Napoléon n’a pas le temps de pleurnicher, surtout, puisqu’il organise son retour sur le Continent : le 26 février 2015, après seulement 300 jours sur l’île d’Elbe, il s’embarque pour la France, avec un millier d’hommes entassés dans sept bateaux avec armes, munitions et bagages. Le 1er mars suivant, il débarque à Golfe-Juan. Le 20 au soir, il s’installe aux Tuileries, désertées par Louis XVIII et ses partisans quelques heures plus tôt. Si l’Europe est en émoi, Paris semble reprendre le cours de sa vie impériale. Mais cela ne va pas durer longtemps. À peu près cent jours !

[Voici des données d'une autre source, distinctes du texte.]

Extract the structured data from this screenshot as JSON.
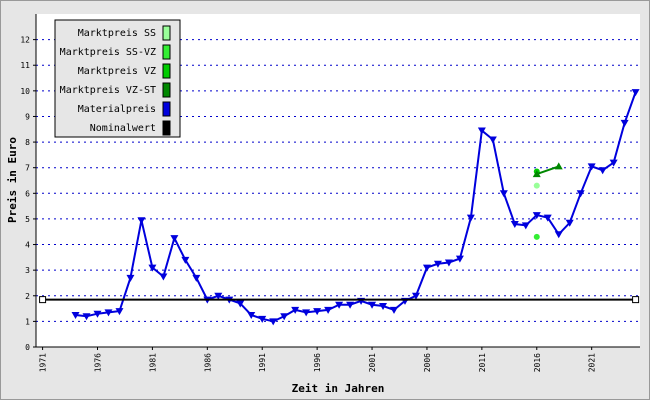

Afin d’apaiser les puissances européennes réunies à Vienne, l’empereur restauré prétend vouloir la paix et, avec le soutien de Benjamin Constant, offre aux Français un régime beaucoup plus libéral. Mais les Alliés ne l’entendent pas de cette oreille et réunissent un million d’hommes, qui marchent sur la France. L’Empereur décide qu’il va les arrêter dans ce qui était ses départements belges et qui fait désormais partie du tout nouveau royaume des Pays-Bas.